On May 7, about a dozen city residents got together at City Hall to hear about a study of how to best get passengers from the Portland International Jetport and Portland Transportation Center to the ferry terminals on the waterfront, on a route not already provided by the city Metro service.
Boris Palchik, a senior associate with the Boston office of consultants Nelson Nygaard, led the 90-minute forum by detailing the four objectives of the study: connectivity, mobility, economic development and cost effectiveness.
“We do kind of envision this service as being rapid transit service,” Palchik said.
The hubs to be linked are well travelled; boardings peak at 96,000 per month in the summer at the jetport, while 500,000 ride buses and 171,000 people board the Amtrak Downeaster at the Portland Transportation Center. More than 195,000 people use Casco Bay Lines ferries in the peak month of August.

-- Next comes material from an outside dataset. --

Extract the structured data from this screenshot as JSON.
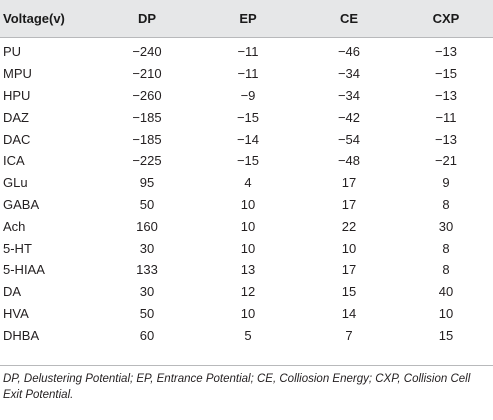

Palchik said the study considered routes on two phases using Interstate 295, Commercial Street and Congress Street, or a combination of the roads. No firm route has been chosen, and service funding remains undetermined, as does determining who best can benefit from the new service.
“Connectivity favors tourists, mobility favors residents,” Palchik said.
The intent of the study is to determine how to best get arriving visitors downtown while also reducing local reliance on individual vehicles.
The route mileage from the Portland Transportation Center to the Casco Bay and Ocean Gateway terminals varies by half a mile, but round-trip times vary from 17 minutes using the I-295-to-Franklin Street route, to 27 minutes along Congress Street, which would also provide a link to the Metro Pulse hub on Elm Street.
A hybrid loop route on Congress and Commercial streets also was suggested, but Palchik noted it could double the cost by requiring two buses running in opposite directions. A crowd consensus also favored not requiring riders coming from the Jetport to change buses at the Portland Transportation Center.
Some service funding will come from the tax increment finance district established at Thompson’s Point to capture a portion of the increased property tax revenues from the proposed $100 million mixed-use development along the Fore River.
The study was funded by $40,000 from the Federal Transit Administration, with a $10,000 local match, city Transportation Program Manager Bruce Hyman said Tuesday.
Route choices may account for areas of future business development, so Commercial Street may be a more attractive choice, Palchik said. A scoring matrix using factors such as service frequency, route speed, ridership potential and integration with existing services will be developed before final recommendations are made.
Hyman expects to host another meeting in late summer or early fall offering more finite details on routes and costs.